Valuation Places Shares at a Premium to the Market While Dividend Excludes Income Investors
The above dynamics, along with ANH’s scale as a business, provide the group with a degree of insulation against competitive headwinds. On a price to earnings basis, ANH currently trades on a multiple of 29.7 X earnings which represents a significant premium to the 23.32 X multiple of NMC Health.
This indicates that the market has high expectations of Al Noor Hospitals and the question that remains is whether or not the group can continue to deliver for investors. The group is also due to pay its first dividend as a listed company on 11 April 2014, with a record date of March 14 2014. The total pence per share payment due is 9 pence which equates to a meagre yield of 0.8%, covered 4.4 X over by earnings.
The primary risks faced by Al Noor Hospitals are from the growing number of new entrants into the Abu Dhabi healthcare market. These newcomers pose a risk to Al Noor, not so much because of their ability to lure away the group’s clientele, but because they create increased competition for skilled medical staff. This, if it continues unabated, could lead to further increases to the cost of retaining staff and, as a result, place pressure upon margins.
Although the threat from competition for both clients and resources cannot be ignored, management stressed when delivering the group’s full year results at the close of Q1 that the group remains well positioned to address these headwinds.
ANH continues to maintain one of the most competitive pay and benefit systems in the market for key staff while it also continues to invest heavily into selectively expanding the portfolio of treatments which it offers to clients.
On the slightly different note, but the same subject, the board at ANH also view the growing number of providers in the market as validation that they are operating within a geographical area which continues to offer attractive growth opportunities. Opportunities which exist due to a notable gap between the available supply of specialised services and the market demand for them.
For these reasons, the board at ANH continue to see the likely impact of identified risks upon the businesses performance over the coming period as minimal.

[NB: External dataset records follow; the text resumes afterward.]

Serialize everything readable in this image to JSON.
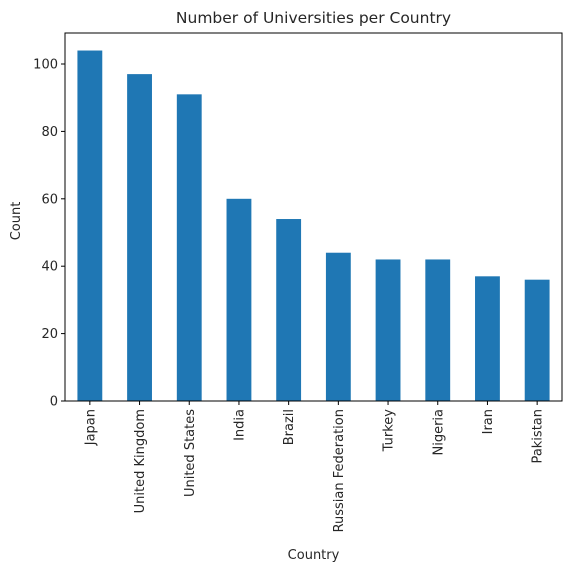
{
  "chart_data": {
    "type": "bar",
    "title": "Number of Universities per Country",
    "xlabel": "Country",
    "ylabel": "Count",
    "categories": [
      "Japan",
      "United Kingdom",
      "United States",
      "India",
      "Brazil",
      "Russian Federation",
      "Turkey",
      "Nigeria",
      "Iran",
      "Pakistan"
    ],
    "values": [
      104,
      97,
      91,
      60,
      54,
      44,
      42,
      42,
      37,
      36
    ],
    "ylim": [
      0,
      109.2
    ],
    "yticks": [
      0,
      20,
      40,
      60,
      80,
      100
    ],
    "bar_color": "#1f77b4",
    "grid": false,
    "legend": "none"
  }
}
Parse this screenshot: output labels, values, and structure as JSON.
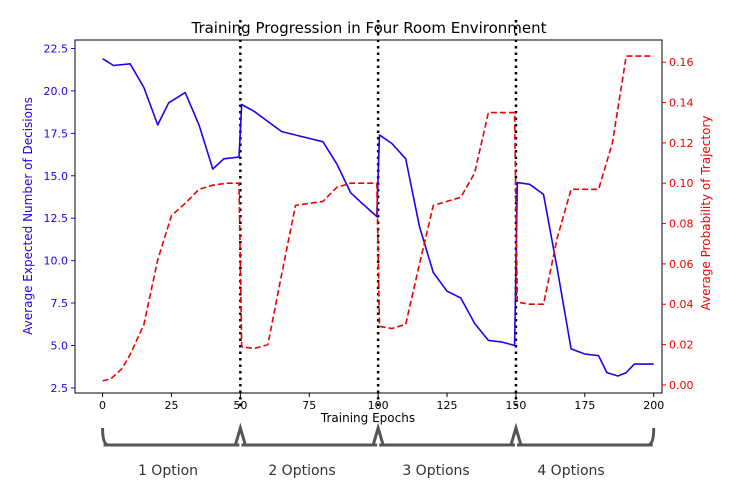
{
  "chart_data": {
    "type": "line",
    "title": "Training Progression in Four Room Environment",
    "xlabel": "Training Epochs",
    "ylabel_left": "Average Expected Number of Decisions",
    "ylabel_right": "Average Probability of Trajectory",
    "xlim": [
      -10,
      203
    ],
    "ylim_left": [
      2.2,
      23.0
    ],
    "ylim_right": [
      -0.004,
      0.171
    ],
    "x_ticks": [
      0,
      25,
      50,
      75,
      100,
      125,
      150,
      175,
      200
    ],
    "y_left_ticks": [
      2.5,
      5.0,
      7.5,
      10.0,
      12.5,
      15.0,
      17.5,
      20.0,
      22.5
    ],
    "y_left_tick_labels": [
      "2.5",
      "5.0",
      "7.5",
      "10.0",
      "12.5",
      "15.0",
      "17.5",
      "20.0",
      "22.5"
    ],
    "y_right_ticks": [
      0.0,
      0.02,
      0.04,
      0.06,
      0.08,
      0.1,
      0.12,
      0.14,
      0.16
    ],
    "y_right_tick_labels": [
      "0.00",
      "0.02",
      "0.04",
      "0.06",
      "0.08",
      "0.10",
      "0.12",
      "0.14",
      "0.16"
    ],
    "vlines": [
      50,
      100,
      150
    ],
    "series": [
      {
        "axis": "left",
        "color": "#2200ee",
        "style": "solid",
        "x": [
          0,
          4,
          10,
          15,
          20,
          24,
          30,
          35,
          40,
          44,
          49.5,
          50.5,
          55,
          60,
          65,
          70,
          75,
          80,
          85,
          90,
          94,
          99.5,
          100.5,
          105,
          110,
          115,
          120,
          125,
          130,
          135,
          140,
          145,
          149.5,
          150.5,
          155,
          160,
          165,
          170,
          175,
          180,
          183,
          187,
          190,
          193,
          200
        ],
        "y": [
          21.9,
          21.5,
          21.6,
          20.2,
          18.0,
          19.3,
          19.9,
          18.0,
          15.4,
          16.0,
          16.1,
          19.2,
          18.8,
          18.2,
          17.6,
          17.4,
          17.2,
          17.0,
          15.7,
          14.0,
          13.4,
          12.6,
          17.4,
          16.9,
          16.0,
          12.0,
          9.3,
          8.2,
          7.8,
          6.3,
          5.3,
          5.2,
          5.0,
          14.6,
          14.5,
          13.9,
          9.5,
          4.8,
          4.5,
          4.4,
          3.4,
          3.2,
          3.4,
          3.9,
          3.9
        ]
      },
      {
        "axis": "right",
        "color": "#ee0000",
        "style": "dashed",
        "x": [
          0,
          3,
          7,
          10,
          15,
          20,
          25,
          30,
          35,
          40,
          45,
          49.5,
          50.5,
          55,
          60,
          65,
          70,
          75,
          80,
          85,
          90,
          95,
          99.5,
          100.5,
          105,
          110,
          115,
          120,
          125,
          130,
          135,
          140,
          145,
          149.5,
          150.5,
          155,
          160,
          165,
          170,
          175,
          180,
          185,
          190,
          195,
          200
        ],
        "y": [
          0.002,
          0.003,
          0.008,
          0.015,
          0.03,
          0.062,
          0.084,
          0.09,
          0.097,
          0.099,
          0.1,
          0.1,
          0.019,
          0.018,
          0.02,
          0.055,
          0.089,
          0.09,
          0.091,
          0.098,
          0.1,
          0.1,
          0.1,
          0.029,
          0.028,
          0.03,
          0.06,
          0.089,
          0.091,
          0.093,
          0.105,
          0.135,
          0.135,
          0.135,
          0.041,
          0.04,
          0.04,
          0.073,
          0.097,
          0.097,
          0.097,
          0.12,
          0.163,
          0.163,
          0.163
        ]
      }
    ]
  },
  "phases": [
    "1 Option",
    "2 Options",
    "3 Options",
    "4 Options"
  ]
}
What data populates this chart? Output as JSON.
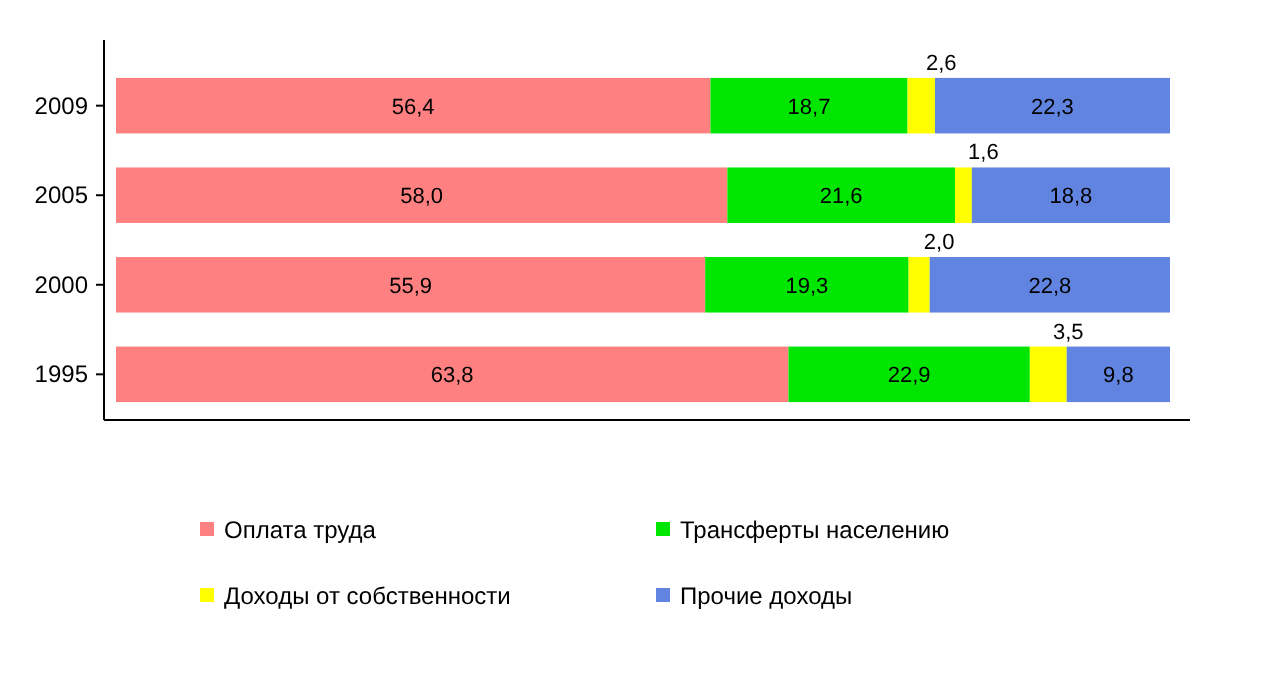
{
  "chart_data": {
    "type": "bar",
    "orientation": "horizontal",
    "stacked": true,
    "legend": "bottom",
    "categories": [
      "2009",
      "2005",
      "2000",
      "1995"
    ],
    "series": [
      {
        "name": "Оплата труда",
        "color": "#ff8080",
        "values": [
          56.4,
          58.0,
          55.9,
          63.8
        ],
        "value_labels": [
          "56,4",
          "58,0",
          "55,9",
          "63,8"
        ]
      },
      {
        "name": "Трансферты населению",
        "color": "#00e600",
        "values": [
          18.7,
          21.6,
          19.3,
          22.9
        ],
        "value_labels": [
          "18,7",
          "21,6",
          "19,3",
          "22,9"
        ]
      },
      {
        "name": "Доходы от собственности",
        "color": "#ffff00",
        "values": [
          2.6,
          1.6,
          2.0,
          3.5
        ],
        "value_labels": [
          "2,6",
          "1,6",
          "2,0",
          "3,5"
        ]
      },
      {
        "name": "Прочие доходы",
        "color": "#6184e0",
        "values": [
          22.3,
          18.8,
          22.8,
          9.8
        ],
        "value_labels": [
          "22,3",
          "18,8",
          "22,8",
          "9,8"
        ]
      }
    ]
  }
}
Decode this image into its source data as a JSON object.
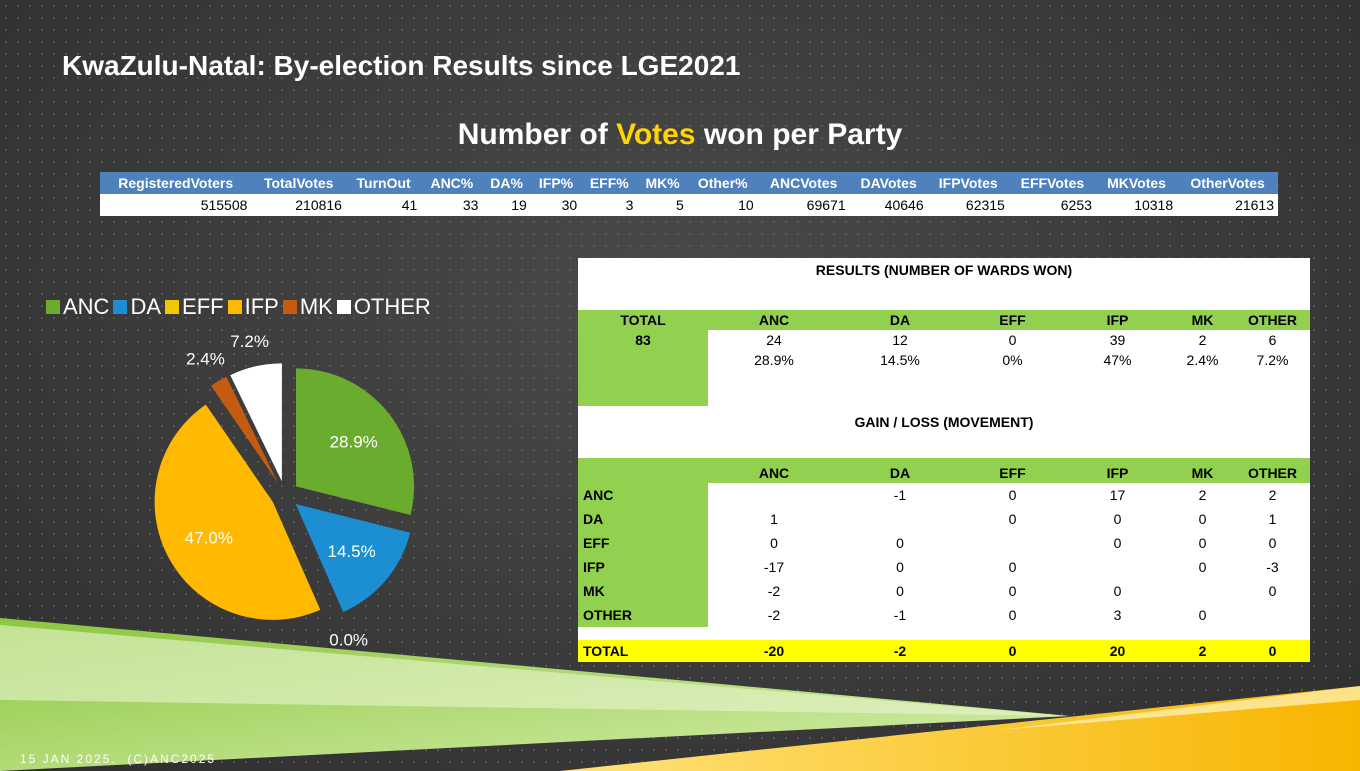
{
  "title": "KwaZulu-Natal: By-election Results since LGE2021",
  "subtitle": {
    "before": "Number of",
    "highlight": "Votes",
    "after": "won per Party"
  },
  "summary_table": {
    "headers": [
      "RegisteredVoters",
      "TotalVotes",
      "TurnOut",
      "ANC%",
      "DA%",
      "IFP%",
      "EFF%",
      "MK%",
      "Other%",
      "ANCVotes",
      "DAVotes",
      "IFPVotes",
      "EFFVotes",
      "MKVotes",
      "OtherVotes"
    ],
    "values": [
      515508,
      210816,
      41,
      33,
      19,
      30,
      3,
      5,
      10,
      69671,
      40646,
      62315,
      6253,
      10318,
      21613
    ]
  },
  "chart_data": {
    "type": "pie",
    "categories": [
      "ANC",
      "DA",
      "EFF",
      "IFP",
      "MK",
      "OTHER"
    ],
    "values": [
      28.9,
      14.5,
      0,
      47,
      2.4,
      7.2
    ],
    "value_labels": [
      "28.9%",
      "14.5%",
      "0.0%",
      "47.0%",
      "2.4%",
      "7.2%"
    ],
    "colors": [
      "#6aac2e",
      "#1c8ed2",
      "#f0c800",
      "#ffb900",
      "#c55a11",
      "#ffffff"
    ]
  },
  "results_table": {
    "title": "RESULTS (NUMBER OF WARDS WON)",
    "headers": [
      "TOTAL",
      "ANC",
      "DA",
      "EFF",
      "IFP",
      "MK",
      "OTHER"
    ],
    "total": 83,
    "counts": [
      24,
      12,
      0,
      39,
      2,
      6
    ],
    "percentages": [
      "28.9%",
      "14.5%",
      "0%",
      "47%",
      "2.4%",
      "7.2%"
    ]
  },
  "movement_table": {
    "title": "GAIN / LOSS (MOVEMENT)",
    "headers": [
      "ANC",
      "DA",
      "EFF",
      "IFP",
      "MK",
      "OTHER"
    ],
    "rows": [
      {
        "label": "ANC",
        "values": [
          null,
          -1,
          0,
          17,
          2,
          2
        ]
      },
      {
        "label": "DA",
        "values": [
          1,
          null,
          0,
          0,
          0,
          1
        ]
      },
      {
        "label": "EFF",
        "values": [
          0,
          0,
          null,
          0,
          0,
          0
        ]
      },
      {
        "label": "IFP",
        "values": [
          -17,
          0,
          0,
          null,
          0,
          -3
        ]
      },
      {
        "label": "MK",
        "values": [
          -2,
          0,
          0,
          0,
          null,
          0
        ]
      },
      {
        "label": "OTHER",
        "values": [
          -2,
          -1,
          0,
          3,
          0,
          null
        ]
      }
    ],
    "total": {
      "label": "TOTAL",
      "values": [
        -20,
        -2,
        0,
        20,
        2,
        0
      ]
    }
  },
  "footer": "15 JAN 2025.  (C)ANC2025"
}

While ANH shares have performed well since listing on the London Stock Exchange in June 2013, and despite the fact that much of the growth seen over recent years is now priced into the stock, further opportunities still lay ahead for Al Noor Hospitals.
Situated within a wealthy state which holds one of the world’s highest GDP per capita ratios, and where private health insurance is mandatory, there remains scope for ANH to expand both the range of treatments on offer as well as its geographical presence into other Emirates.
With these opportunities for growth within a resilient economy, and close to nil debt attached to the balance sheet, there are no immediately clear barriers to success for Al Noor Hospitals Group. With this in mind, and given management’s record to date, the premium valuation attached to the stock is not currently of concern. On the contrary, we maintain an optimistic outlook over the future prospects for the group.
In the short term however, shares trading at 1091.00 do appear vulnerable to a further correction given the pace at which they have appreciated over recent months. Onwards from here we expect to see the stock stable, and attractive, at or around the 990.00 pence level.